# Pfeifen und Brummen in Lautsprechern durch Grafikkarte?



## JarodRussell (9. Oktober 2011)

Hallo,

habe meinen neuen Rechner seit ein paar Wochen, und habe jede Menge fordernde Spiele gespielt. Und seit einer Stunde kommen, abhängig von der Belastung der Grafikkarte, Pfeifgeräusche oder Brummen aus den Lautsprechern/Kopfhörern. Ich habe weder an der Hardware noch an den Treibern etwas verändert. 

Asrock Z68 Extreme4
Intel Core i7 2600K
MSI GTX570 TwinFrozr III
BeQuiet! 680W Straight Power
keine Soundkarte 

Stecke ich die Lautsprecher an das Backpanel des Mainboard, sind die Störgeräusche lauter, als wenn ich sie an den Kopfhörerausgang am Frontpanel stecke.

Woran kann es liegen, und wie werde ich es wieder los?

Vielen Dank im Voraus,
Jarod


----------



## constantinosand (24. September 2012)

habe dieses problem auch
weiss nich wieso sich das sonst leise brummen der gpu auf die lautsprecher überträgt und somit merklich störender wirkt


----------



## Dr Bakterius (24. September 2012)

Probiere mal das Kabel für die Frontanschlüße so zu verlegen das das es nicht in die Nähe der Karte kommt


----------



## Inspektorhegele (25. September 2012)

Das kommt oftmals nicht vom Kabel direkt sondern das die Grafikkarte nur sehr knapp bei der onboard Soundkarte liegt.
Hab das Problem auch und da ich kein Metallgehäuse um die Karten bauen will werd ich sowas mal testen

Oehlbach NB 2000 H - Exclusiver galvanischer Trennfilter

Falls das dann noch nicht hilft eben eine Soundkarte in der Hoffnung das diese gut genug abgeschirmt ist

Werd auf jedenfall mal das Ergebnis posten


----------



## Berky (25. September 2012)

Du könntest testeshalber die Grafikkarte ausbauen und mit der igpu hochfahren.


----------



## Inspektorhegele (25. September 2012)

Hey, lollerweise is mir die Idee noch garnich gekommen^^

Da schau ich grad und merke dass dies echt an einem Adapter scheitert (brüll) den ich mir besorgen werd

Aber die Idee is klasse, so kann man wenigstens testen ob das zu 100% die Übertragung von Graka zu MB is, was ich allerdings doch sehr vermute. Es klingt jedenfalls ganz danach und mein doppelt geschirmtes Kabel liegt auch nicht nahe am Rechner (Graka)


----------



## hetzel (27. September 2012)

Super das ich diesen Thread entdeckt hab, denn er hat mir weitergeholen war auch auf der Spur danach warum mein rechter Nahfeldmonitor (KRK RPK 6 G2) der am PC über Cinch angeschloßen ist brummt und minimal "fiept" anscheinend scheint es wirklich die GPU zu sein, denn woanders angeschloßen brummt es nicht... komischerweise brummt immer der rechte Monitor obwohl ich auch versuch habe die Cinchkabel andersrum einzustecken?! 
Ist es bei dir vieleicht auch so dass es stärker brummt wenn du irgendwas im Vollbild hast? Z.B. höre ich es deutlich lauter wenn ich ein Youtube video im vollbild modus hab (natürlich auf pause denn wenn irgendein Ton aus den Boxen kommt höre ich das brummen nicht mehr)
Parallel habe ich ein Mischpult über XLR angeschloßen btw...aber das funktioniert tadellos.

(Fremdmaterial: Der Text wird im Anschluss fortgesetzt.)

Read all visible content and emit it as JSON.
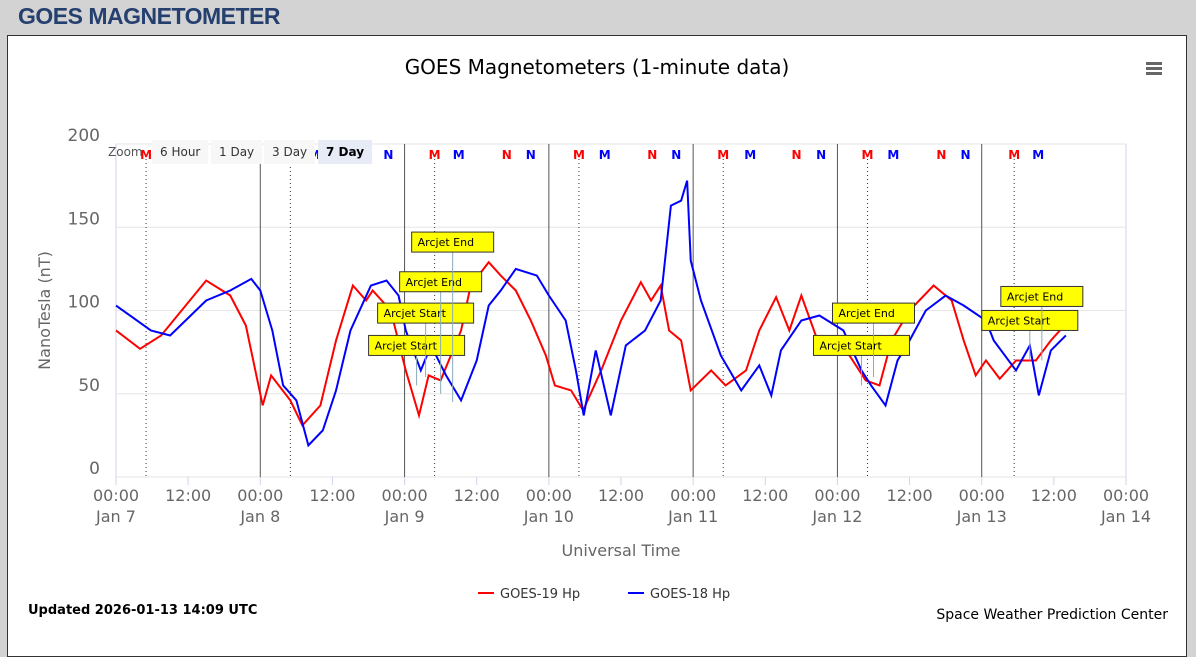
{
  "header": {
    "title": "GOES MAGNETOMETER"
  },
  "zoom": {
    "label": "Zoom",
    "buttons": [
      "6 Hour",
      "1 Day",
      "3 Day",
      "7 Day"
    ],
    "selected": "7 Day"
  },
  "menu_icon": "hamburger-icon",
  "footer": {
    "updated": "Updated 2026-01-13 14:09 UTC",
    "credit": "Space Weather Prediction Center"
  },
  "chart_data": {
    "type": "line",
    "title": "GOES Magnetometers (1-minute data)",
    "xlabel": "Universal Time",
    "ylabel": "NanoTesla (nT)",
    "ylim": [
      0,
      200
    ],
    "yticks": [
      0,
      50,
      100,
      150,
      200
    ],
    "xlim_hours_from_jan7": [
      0,
      168
    ],
    "xticks": [
      {
        "h": 0,
        "t": "00:00",
        "d": "Jan 7"
      },
      {
        "h": 12,
        "t": "12:00",
        "d": ""
      },
      {
        "h": 24,
        "t": "00:00",
        "d": "Jan 8"
      },
      {
        "h": 36,
        "t": "12:00",
        "d": ""
      },
      {
        "h": 48,
        "t": "00:00",
        "d": "Jan 9"
      },
      {
        "h": 60,
        "t": "12:00",
        "d": ""
      },
      {
        "h": 72,
        "t": "00:00",
        "d": "Jan 10"
      },
      {
        "h": 84,
        "t": "12:00",
        "d": ""
      },
      {
        "h": 96,
        "t": "00:00",
        "d": "Jan 11"
      },
      {
        "h": 108,
        "t": "12:00",
        "d": ""
      },
      {
        "h": 120,
        "t": "00:00",
        "d": "Jan 12"
      },
      {
        "h": 132,
        "t": "12:00",
        "d": ""
      },
      {
        "h": 144,
        "t": "00:00",
        "d": "Jan 13"
      },
      {
        "h": 156,
        "t": "12:00",
        "d": ""
      },
      {
        "h": 168,
        "t": "00:00",
        "d": "Jan 14"
      }
    ],
    "series": [
      {
        "name": "GOES-19 Hp",
        "color": "#ff0000",
        "points": [
          [
            0,
            88
          ],
          [
            4,
            77
          ],
          [
            7.5,
            85
          ],
          [
            15,
            118
          ],
          [
            19,
            109
          ],
          [
            21.6,
            91
          ],
          [
            24.4,
            43
          ],
          [
            25.8,
            61
          ],
          [
            29,
            46
          ],
          [
            31,
            31
          ],
          [
            34,
            43
          ],
          [
            36.6,
            82
          ],
          [
            39.4,
            115
          ],
          [
            41.6,
            106
          ],
          [
            42.7,
            112
          ],
          [
            45.7,
            100
          ],
          [
            48.2,
            64
          ],
          [
            50.4,
            37
          ],
          [
            52,
            61
          ],
          [
            54,
            58
          ],
          [
            57.4,
            88
          ],
          [
            59,
            115
          ],
          [
            62,
            129
          ],
          [
            64,
            121
          ],
          [
            66.5,
            112
          ],
          [
            69,
            94
          ],
          [
            71.5,
            73
          ],
          [
            73,
            55
          ],
          [
            75.7,
            52
          ],
          [
            77.7,
            40
          ],
          [
            80.7,
            64
          ],
          [
            84,
            94
          ],
          [
            87.3,
            117
          ],
          [
            89,
            106
          ],
          [
            90.6,
            115
          ],
          [
            92,
            88
          ],
          [
            94,
            82
          ],
          [
            95.6,
            52
          ],
          [
            99,
            64
          ],
          [
            101.4,
            55
          ],
          [
            104.8,
            64
          ],
          [
            107,
            88
          ],
          [
            109.8,
            108
          ],
          [
            112,
            88
          ],
          [
            114,
            109
          ],
          [
            116.4,
            85
          ],
          [
            119,
            76
          ],
          [
            122,
            73
          ],
          [
            124.7,
            58
          ],
          [
            127,
            55
          ],
          [
            129,
            82
          ],
          [
            132,
            100
          ],
          [
            136,
            115
          ],
          [
            139,
            106
          ],
          [
            141,
            82
          ],
          [
            143,
            61
          ],
          [
            144.7,
            70
          ],
          [
            147,
            59
          ],
          [
            149.7,
            70
          ],
          [
            153,
            70
          ],
          [
            155.5,
            82
          ],
          [
            158,
            92
          ]
        ]
      },
      {
        "name": "GOES-18 Hp",
        "color": "#0000ff",
        "points": [
          [
            0,
            103
          ],
          [
            5.8,
            88
          ],
          [
            9,
            85
          ],
          [
            15,
            106
          ],
          [
            19,
            112
          ],
          [
            22.5,
            119
          ],
          [
            24,
            112
          ],
          [
            26,
            88
          ],
          [
            27.8,
            55
          ],
          [
            30,
            46
          ],
          [
            32,
            19
          ],
          [
            34.4,
            28
          ],
          [
            36.6,
            52
          ],
          [
            39,
            88
          ],
          [
            42.4,
            115
          ],
          [
            45,
            118
          ],
          [
            47,
            109
          ],
          [
            48.2,
            88
          ],
          [
            50.7,
            64
          ],
          [
            52.4,
            79
          ],
          [
            54.9,
            61
          ],
          [
            57.4,
            46
          ],
          [
            60,
            70
          ],
          [
            62,
            103
          ],
          [
            64,
            112
          ],
          [
            66.5,
            125
          ],
          [
            70,
            121
          ],
          [
            72,
            109
          ],
          [
            74.8,
            94
          ],
          [
            76.5,
            64
          ],
          [
            77.8,
            37
          ],
          [
            79.8,
            76
          ],
          [
            82.3,
            37
          ],
          [
            84.8,
            79
          ],
          [
            88,
            88
          ],
          [
            90.6,
            106
          ],
          [
            92.3,
            163
          ],
          [
            94,
            166
          ],
          [
            95,
            178
          ],
          [
            95.6,
            130
          ],
          [
            97.3,
            106
          ],
          [
            100.6,
            73
          ],
          [
            104,
            52
          ],
          [
            107,
            67
          ],
          [
            109,
            49
          ],
          [
            110.6,
            76
          ],
          [
            114,
            94
          ],
          [
            117,
            97
          ],
          [
            121,
            88
          ],
          [
            124,
            64
          ],
          [
            125.6,
            55
          ],
          [
            128,
            43
          ],
          [
            130,
            70
          ],
          [
            132,
            82
          ],
          [
            134.7,
            100
          ],
          [
            138,
            109
          ],
          [
            141,
            103
          ],
          [
            144.7,
            94
          ],
          [
            146,
            82
          ],
          [
            149.7,
            64
          ],
          [
            152,
            79
          ],
          [
            153.5,
            49
          ],
          [
            155.5,
            76
          ],
          [
            158,
            85
          ]
        ]
      }
    ],
    "markers": [
      {
        "t": "M",
        "color": "#ff0000",
        "hours": [
          5,
          29,
          53,
          77,
          101,
          125,
          149.4
        ]
      },
      {
        "t": "M",
        "color": "#0000ff",
        "hours": [
          9.2,
          33,
          57,
          81.3,
          105.5,
          129.3,
          153.4
        ]
      },
      {
        "t": "N",
        "color": "#ff0000",
        "hours": [
          17,
          41,
          65,
          89.2,
          113.2,
          137.3
        ]
      },
      {
        "t": "N",
        "color": "#0000ff",
        "hours": [
          21,
          45.3,
          69,
          93.2,
          117.3,
          141.3
        ]
      }
    ],
    "annotations": [
      {
        "text": "Arcjet Start",
        "h": 50,
        "v": 55
      },
      {
        "text": "Arcjet Start",
        "h": 51.5,
        "v": 60
      },
      {
        "text": "Arcjet End",
        "h": 54,
        "v": 50
      },
      {
        "text": "Arcjet End",
        "h": 56,
        "v": 45
      },
      {
        "text": "Arcjet Start",
        "h": 124,
        "v": 55
      },
      {
        "text": "Arcjet End",
        "h": 126,
        "v": 60
      },
      {
        "text": "Arcjet Start",
        "h": 152,
        "v": 70
      },
      {
        "text": "Arcjet End",
        "h": 154,
        "v": 70
      }
    ]
  }
}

Kann es sein das dass Problem durch eine andere Grafikkarte behoben wird? Hab nämlich zufälligerweise eine neue bestellt 
Oder vieleicht durch ein besser abgeschirmtes 3,5mm zu 2x Cinch Kabel?


----------



## constantinosand (27. September 2012)

das mim lindernden nichvollbildmodus hab ich noch nich ausprbiert


----------



## hetzel (27. September 2012)

ach ja was dein problem höchstwahrscheinlich (aber bin mir nicht sicher =D) beheben würde wär wenn du über symmetrische anschlüße (6,3mm oder XLR) an deine boxen gehen würdest ...aber dazu braucht deine anlage natürlich diese anschlüße....
bei mir geht das nich außer ich steck die ganze zeit um wenn ich mit meinem mischpult arbeiten will was ein wenig umständlich ist -.-


----------



## constantinosand (27. September 2012)

kann es sein, dass das mainboard auch dran schuld sein kann?
denn mim asrock mainboard hatt ich auch vorher schon einige problemchen

es is schwer die quelle eines problems zu identifizieren
wenn in der reihe etlicher hardwareelementen die quelle verborgen bleibt
mainboard netzteil gpu lautsprecher..


----------



## Inspektorhegele (28. September 2012)

Also es muss an der Grafikkarte/MB liegen. Hab mal mit igpu gebootet und das problem war weg. Nur kann ich diese eigentlich nie verwenden da ich den Rechner zum zocken benutze. Mein Oelbach ist immernoch nicht da, allerdings glaub ich nicht wirklich das sich durch ein einfaches gut geschirmtes Kabel das Problem beheben lässt. Ich glaub eher dass die Onboard Soundkarte einfach jegliche "Strahlung" mit verstärkt. 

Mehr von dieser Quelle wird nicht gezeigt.